The deterministic twin prisoner's dilemma
Joe Carlsmith: The experiment that convinces me most is: Imagine that you are a deterministic AI system and you only care about money for yourself. So you’re selfish. There’s also a copy of you, a perfect copy, and you’ve both been separated very far away — maybe you’re on spaceships flying in opposite directions or something like that. And you’re both going to face the exact same inputs. So you’re deterministic: the only way you’re going to make a different choice is if the computers malfunction or something like that. Otherwise you’re going to see the exact same environment.
In the environment, you have the option of taking $1,000 for yourself: we’ll call that “defecting” — or giving $1 million to the other guy: we’ll call that “cooperating.” The structure is similar to a prisoner’s dilemma. You’re going to make your choice, and then later you’re going to rendezvous.
So what should you do? Well, here’s an argument that I don’t find convincing, but that I think would be the argument offered by someone who thinks you can only control what you can cause. The argument would be something like: your choice doesn’t cause that guy’s choice. He’s far away; maybe he’s lightyears away. You should treat his choice as fixed. And then whatever he chooses, you get more money if you defect. If he defects, then you’ll get nothing by cooperating and $1,000 by defecting. If he sends the money to you, then you’ll get $1.001 million by defecting and $1 million by cooperating. No matter what, it’s better to defect. So you should defect.
But I think that’s wrong. The reason I think it’s wrong is that you are going to make the same choice. You’re deterministic systems, and so whatever you do, he’s going to do it too. In fact, in this particular case — and we can talk about looser versions where the inputs aren’t exactly identical — the connection between you two is so tight that literally, if you want to write something on your whiteboard, he’s going to write that too. If you want him to write on his whiteboard, “Hello, this is a message from your copy,” or something like that, you can just write it on your own whiteboard. When you guys rendezvous, his whiteboard will say the thing that you wrote. You can sit there going, “What do I want?” You really can control what he writes. If you want to draw a particular kitten, if you want to scribble in a certain way, he’s going to do that exact same thing, even though he’s far away and you’re not in causal interaction with him.

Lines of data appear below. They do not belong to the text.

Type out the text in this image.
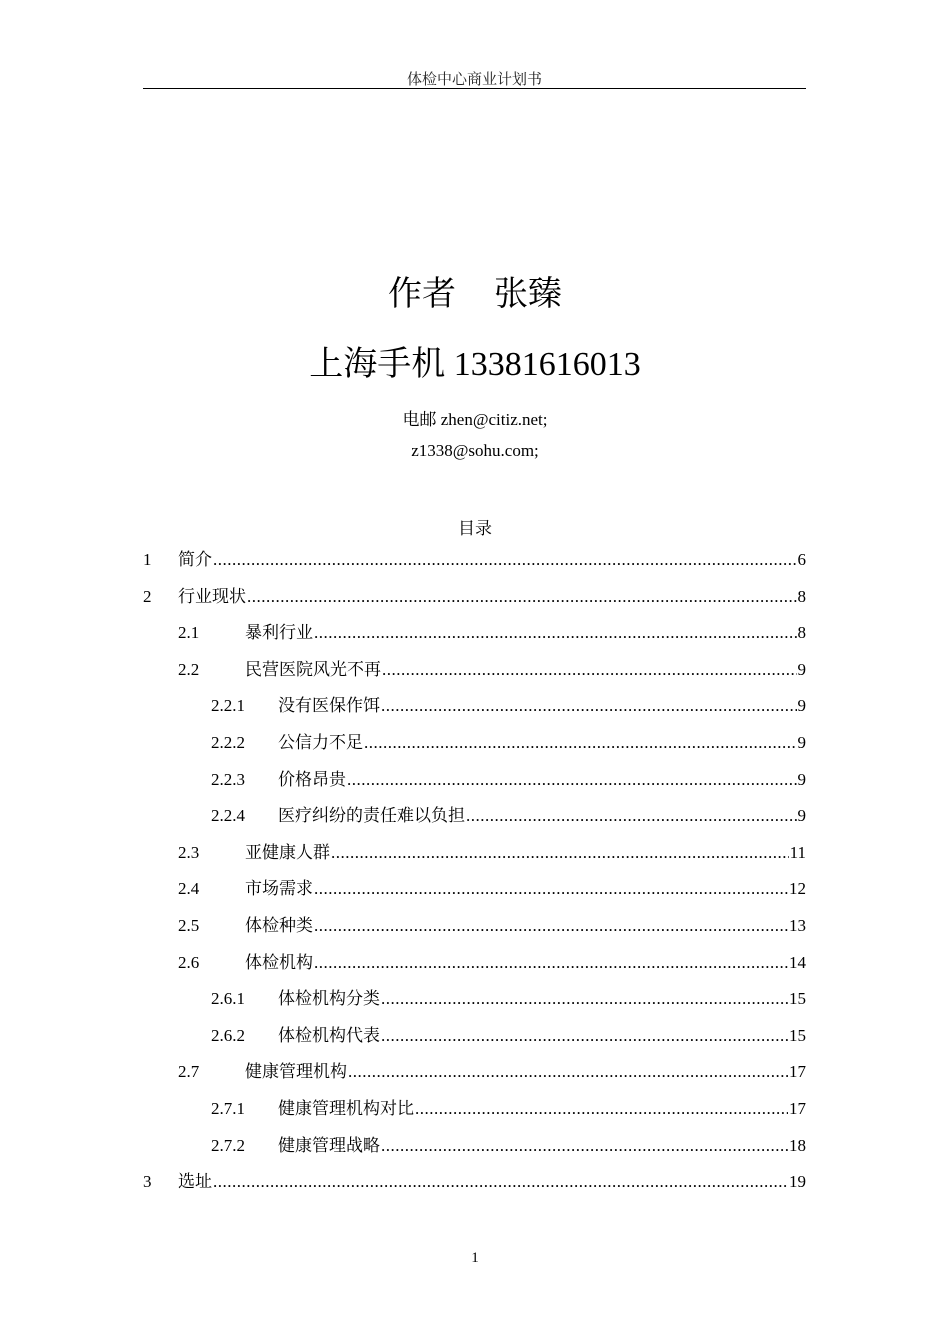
体检中心商业计划书
作者 张臻
上海手机 13381616013
电邮 zhen@citiz.net;
z1338@sohu.com;
目录
1	简介 .....	6
2	行业现状 .....	8
2.1	暴利行业 .....	8
2.2	民营医院风光不再 .....	9
2.2.1	没有医保作饵 .....	9
2.2.2	公信力不足 .....	9
2.2.3	价格昂贵 .....	9
2.2.4	医疗纠纷的责任难以负担 .....	9
2.3	亚健康人群 .....	11
2.4	市场需求 .....	12
2.5	体检种类 .....	13
2.6	体检机构 .....	14
2.6.1	体检机构分类 .....	15
2.6.2	体检机构代表 .....	15
2.7	健康管理机构 .....	17
2.7.1	健康管理机构对比 .....	17
2.7.2	健康管理战略 .....	18
3	选址 .....	19
1
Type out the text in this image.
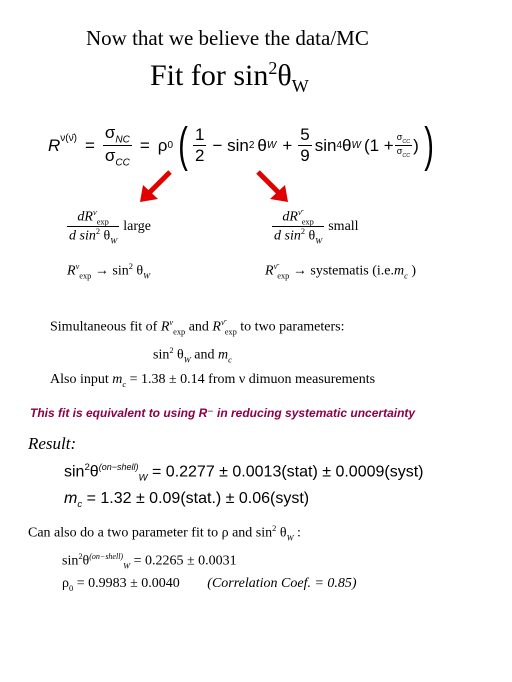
Now that we believe the data/MC
Fit for $\sin^2\theta_W$
R ν(ν̄) = $\frac{\sigma_{NC}}{\sigma_{CC}} = \rho$ 0 ( $\frac{1}{2} - \sin 2$ θ $W + \frac{5}{9}$ sin 4 θ W ($1 + \frac{\sigma_{CC}}{\sigma_{CC}}$ ) )
$\frac{dR^\nu_{exp}}{d \sin^2 \theta_W}$ large
$R^\nu_{exp} \to \sin^2 \theta_W$
$\frac{dR^{\nū}_{exp}}{d \sin^2 \theta_W}$ small
$R^{\nū}_{exp}$ → systematis ($i.e.m_c$ )
Simultaneous fit of $R^\nu_{exp}$ and $R^{\nū}_{exp}$ to two parameters:
$\sin^2 \theta_W$ and $m_c$
Also input $m_c = 1.38 \pm 0.14$ from ν dimuon measurements
This fit is equivalent to using R⁻ in reducing systematic uncertainty
Result:
$\sin^2\theta^{(on-shell)}_W = 0.2277$ ± 0.0013(stat) ± 0.0009(syst)
$m_c = 1.32$ ± 0.09(stat.) ± 0.06(syst)
Can also do a two parameter fit to ρ and $\sin^2 \theta_W$ :
$\sin^2\theta^{(on-shell)}_W = 0.2265 \pm 0.0031$
$\rho_0 = 0.9983 \pm 0.0040$ (Correlation Coef. = 0.85)
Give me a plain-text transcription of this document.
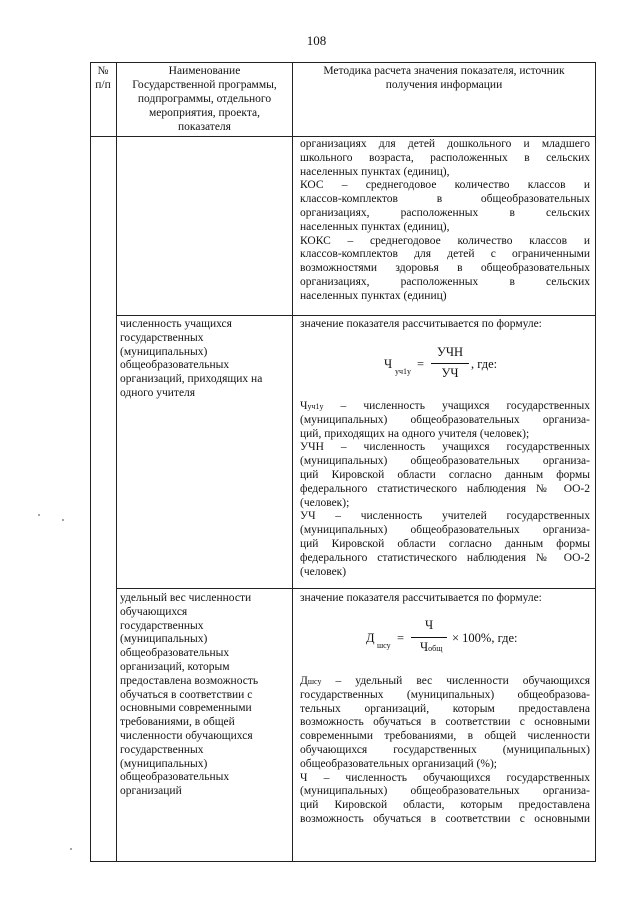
108
№
п/п
Наименование
Государственной программы,
подпрограммы, отдельного
мероприятия, проекта,
показателя
Методика расчета значения показателя, источник
получения информации
организациях для детей дошкольного и младшего
школьного возраста, расположенных в сельских
населенных пунктах (единиц),
КОС – среднегодовое количество классов и
классов-комплектов в общеобразовательных
организациях, расположенных в сельских
населенных пунктах (единиц),
КОКС – среднегодовое количество классов и
классов-комплектов для детей с ограниченными
возможностями здоровья в общеобразовательных
организациях, расположенных в сельских
населенных пунктах (единиц)
численность учащихся
государственных
(муниципальных)
общеобразовательных
организаций, приходящих на
одного учителя
значение показателя рассчитывается по формуле:
Ч
уч1у
=
УЧН
УЧ
, где:
Чуч1у – численность учащихся государственных
(муниципальных) общеобразовательных организа-
ций, приходящих на одного учителя (человек);
УЧН – численность учащихся государственных
(муниципальных) общеобразовательных организа-
ций Кировской области согласно данным формы
федерального статистического наблюдения № ОО-2
(человек);
УЧ – численность учителей государственных
(муниципальных) общеобразовательных организа-
ций Кировской области согласно данным формы
федерального статистического наблюдения № ОО-2
(человек)
удельный вес численности
обучающихся
государственных
(муниципальных)
общеобразовательных
организаций, которым
предоставлена возможность
обучаться в соответствии с
основными современными
требованиями, в общей
численности обучающихся
государственных
(муниципальных)
общеобразовательных
организаций
значение показателя рассчитывается по формуле:
Д
шсу
=
Ч
Чобщ
× 100%, где:
Дшсу – удельный вес численности обучающихся
государственных (муниципальных) общеобразова-
тельных организаций, которым предоставлена
возможность обучаться в соответствии с основными
современными требованиями, в общей численности
обучающихся государственных (муниципальных)
общеобразовательных организаций (%);
Ч – численность обучающихся государственных
(муниципальных) общеобразовательных организа-
ций Кировской области, которым предоставлена
возможность обучаться в соответствии с основными
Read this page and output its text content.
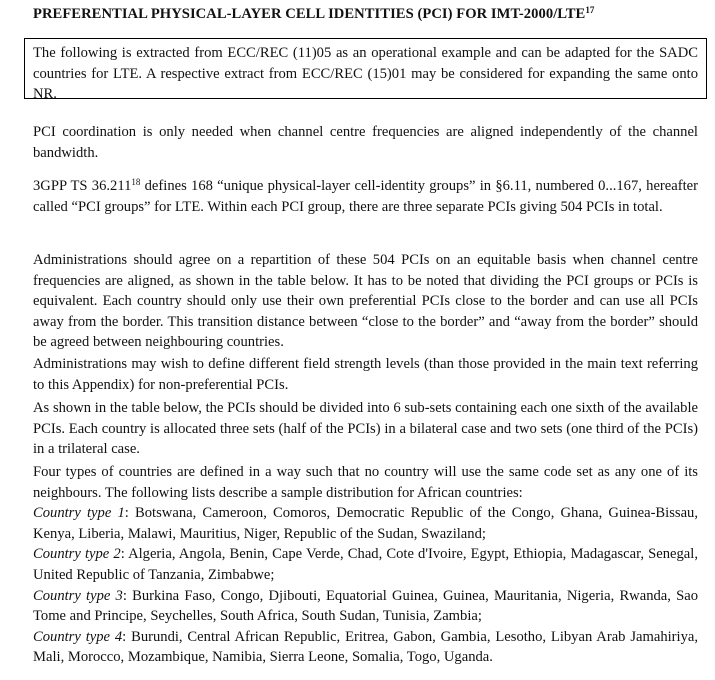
PREFERENTIAL PHYSICAL-LAYER CELL IDENTITIES (PCI) FOR IMT-2000/LTE$^{17}$

The following is extracted from ECC/REC (11)05 as an operational example and can be adapted for the SADC countries for LTE. A respective extract from ECC/REC (15)01 may be considered for expanding the same onto NR.

PCI coordination is only needed when channel centre frequencies are aligned independently of the channel bandwidth.

3GPP TS 36.211$^{18}$ defines 168 “unique physical-layer cell-identity groups” in §6.11, numbered 0...167, hereafter called “PCI groups” for LTE. Within each PCI group, there are three separate PCIs giving 504 PCIs in total.

Administrations should agree on a repartition of these 504 PCIs on an equitable basis when channel centre frequencies are aligned, as shown in the table below. It has to be noted that dividing the PCI groups or PCIs is equivalent. Each country should only use their own preferential PCIs close to the border and can use all PCIs away from the border. This transition distance between “close to the border” and “away from the border” should be agreed between neighbouring countries.

Administrations may wish to define different field strength levels (than those provided in the main text referring to this Appendix) for non-preferential PCIs.

As shown in the table below, the PCIs should be divided into 6 sub-sets containing each one sixth of the available PCIs. Each country is allocated three sets (half of the PCIs) in a bilateral case and two sets (one third of the PCIs) in a trilateral case.

Four types of countries are defined in a way such that no country will use the same code set as any one of its neighbours. The following lists describe a sample distribution for African countries:
Country type 1: Botswana, Cameroon, Comoros, Democratic Republic of the Congo, Ghana, Guinea-Bissau, Kenya, Liberia, Malawi, Mauritius, Niger, Republic of the Sudan, Swaziland;
Country type 2: Algeria, Angola, Benin, Cape Verde, Chad, Cote d'Ivoire, Egypt, Ethiopia, Madagascar, Senegal, United Republic of Tanzania, Zimbabwe;
Country type 3: Burkina Faso, Congo, Djibouti, Equatorial Guinea, Guinea, Mauritania, Nigeria, Rwanda, Sao Tome and Principe, Seychelles, South Africa, South Sudan, Tunisia, Zambia;
Country type 4: Burundi, Central African Republic, Eritrea, Gabon, Gambia, Lesotho, Libyan Arab Jamahiriya, Mali, Morocco, Mozambique, Namibia, Sierra Leone, Somalia, Togo, Uganda.
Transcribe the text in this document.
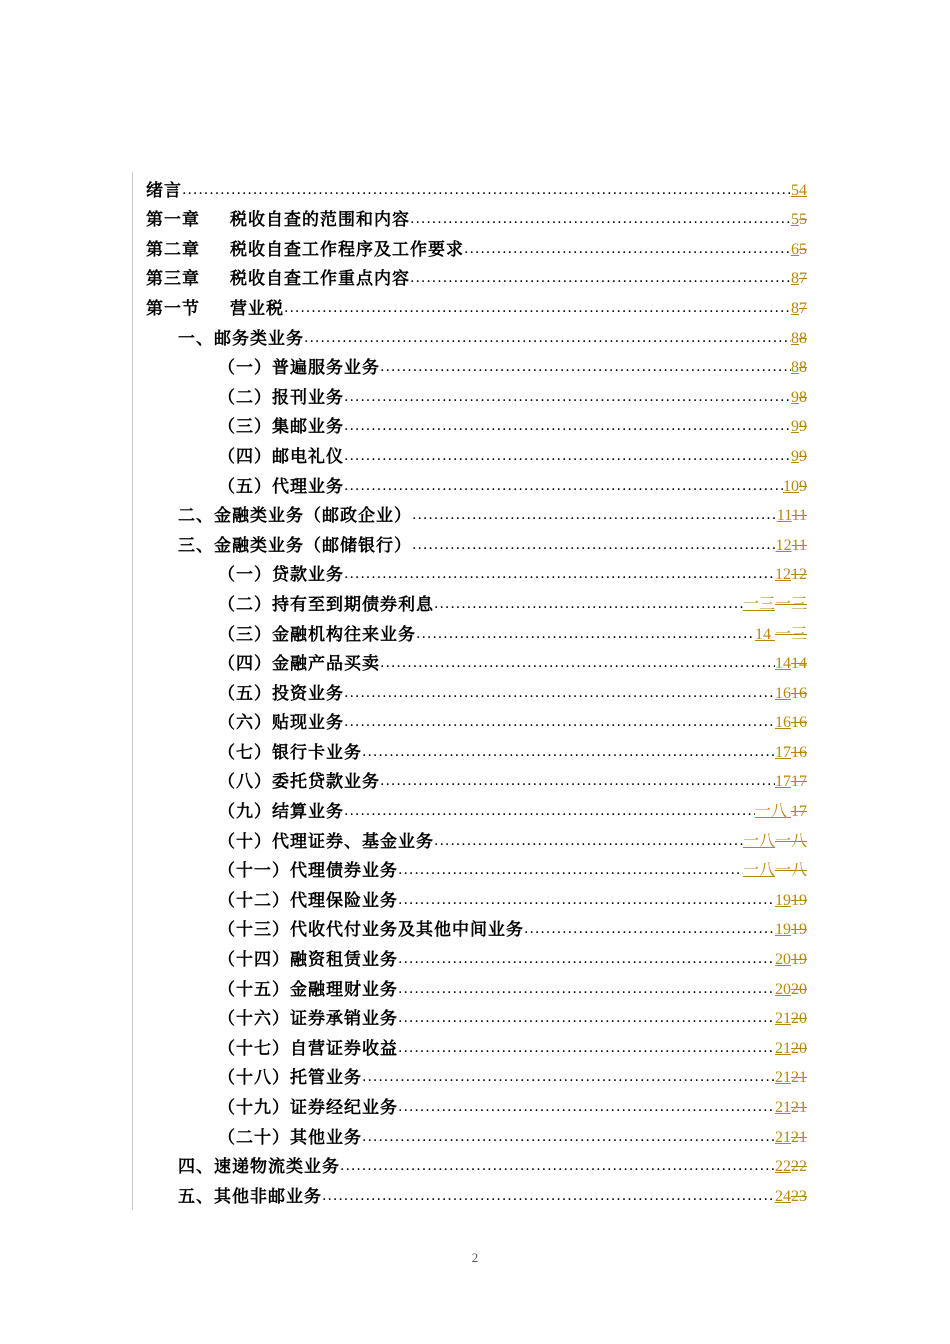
绪言 .....	54
第一章 税收自查的范围和内容 .....	55
第二章 税收自查工作程序及工作要求 .....	65
第三章 税收自查工作重点内容 .....	87
第一节 营业税 .....	87
一、邮务类业务 .....	88
（一）普遍服务业务 .....	88
（二）报刊业务 .....	98
（三）集邮业务 .....	99
（四）邮电礼仪 .....	99
（五）代理业务 .....	109
二、金融类业务（邮政企业） .....	1111
三、金融类业务（邮储银行） .....	1211
（一）贷款业务 .....	1212
（二）持有至到期债券利息 .....	一三一三
（三）金融机构往来业务 .....	14 一三
（四）金融产品买卖 .....	1414
（五）投资业务 .....	1616
（六）贴现业务 .....	1616
（七）银行卡业务 .....	1716
（八）委托贷款业务 .....	1717
（九）结算业务 .....	一八 17
（十）代理证券、基金业务 .....	一八一八
（十一）代理债券业务 .....	一八一八
（十二）代理保险业务 .....	1919
（十三）代收代付业务及其他中间业务 .....	1919
（十四）融资租赁业务 .....	2019
（十五）金融理财业务 .....	2020
（十六）证券承销业务 .....	2120
（十七）自营证券收益 .....	2120
（十八）托管业务 .....	2121
（十九）证券经纪业务 .....	2121
（二十）其他业务 .....	2121
四、速递物流类业务 .....	2222
五、其他非邮业务 .....	2423
2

To me, I think there’s just a weird form of control you have over what he does that we just need to recognise. So I think that’s relevant to your decision, in the sense that if you start reaching for the defect button, you should be like, “OK, what button is he reaching for right now?” As you move your arm, his arm is moving with you. And so you reach for the defect, he’s about to defect. You could basically be like, “What button do I want him to press?” and just press it yourself and he’ll press it. So to me, it feels pretty easy to press the “send myself $1 million” button.
Joe Carlsmith: The classic thought experiment that people often focus on, though I don’t think it’s the most dispositive, is this case called Newcomb’s problem, where Omega is this kind of superintelligent predictor of your actions. Omega puts you in the situation where you face two boxes: one of them is opaque, one of them is transparent. The transparent box has $1,000, the opaque box has either $1 million or nothing.
Omega puts $1 million in the box if Omega predicts that you will take only the opaque box and leave the $1,000 alone (even though you can see it right there). And Omega puts nothing in the opaque box if Omega predicts that you will take both boxes.
So the same argument arises for the causal decision theory (CDT). For CDT, the thought is: you can’t change what’s in the boxes; the boxes are already fixed. Omega already made her prediction. And no matter what, you’ll get more money if you take the $1,000. If there was some dude over there who could see the boxes, and you were like, “Hey, see what’s in the box, and what choice will give me more money?” — you don’t even need to ask, because you know it’s always just take the extra $1,000.
But I think you should one-box in this case, because I think if you one-box then it will have been the case that Omega predicted that you one-boxed, because Omega is always right about the predictions, and so there will be the million.
I think a way to pump this intuition for me that matters is imagining doing this case over and over with Monopoly money. Each time, I try taking two boxes and I notice the opaque box is empty. I take one box, opaque box is full. I do this over and over. I try doing intricate mental gymnastics. I do like a somersault, I take the boxes. I flip a coin and take the box — well, flipping a coin, Omega has to be really good, so we can talk about that.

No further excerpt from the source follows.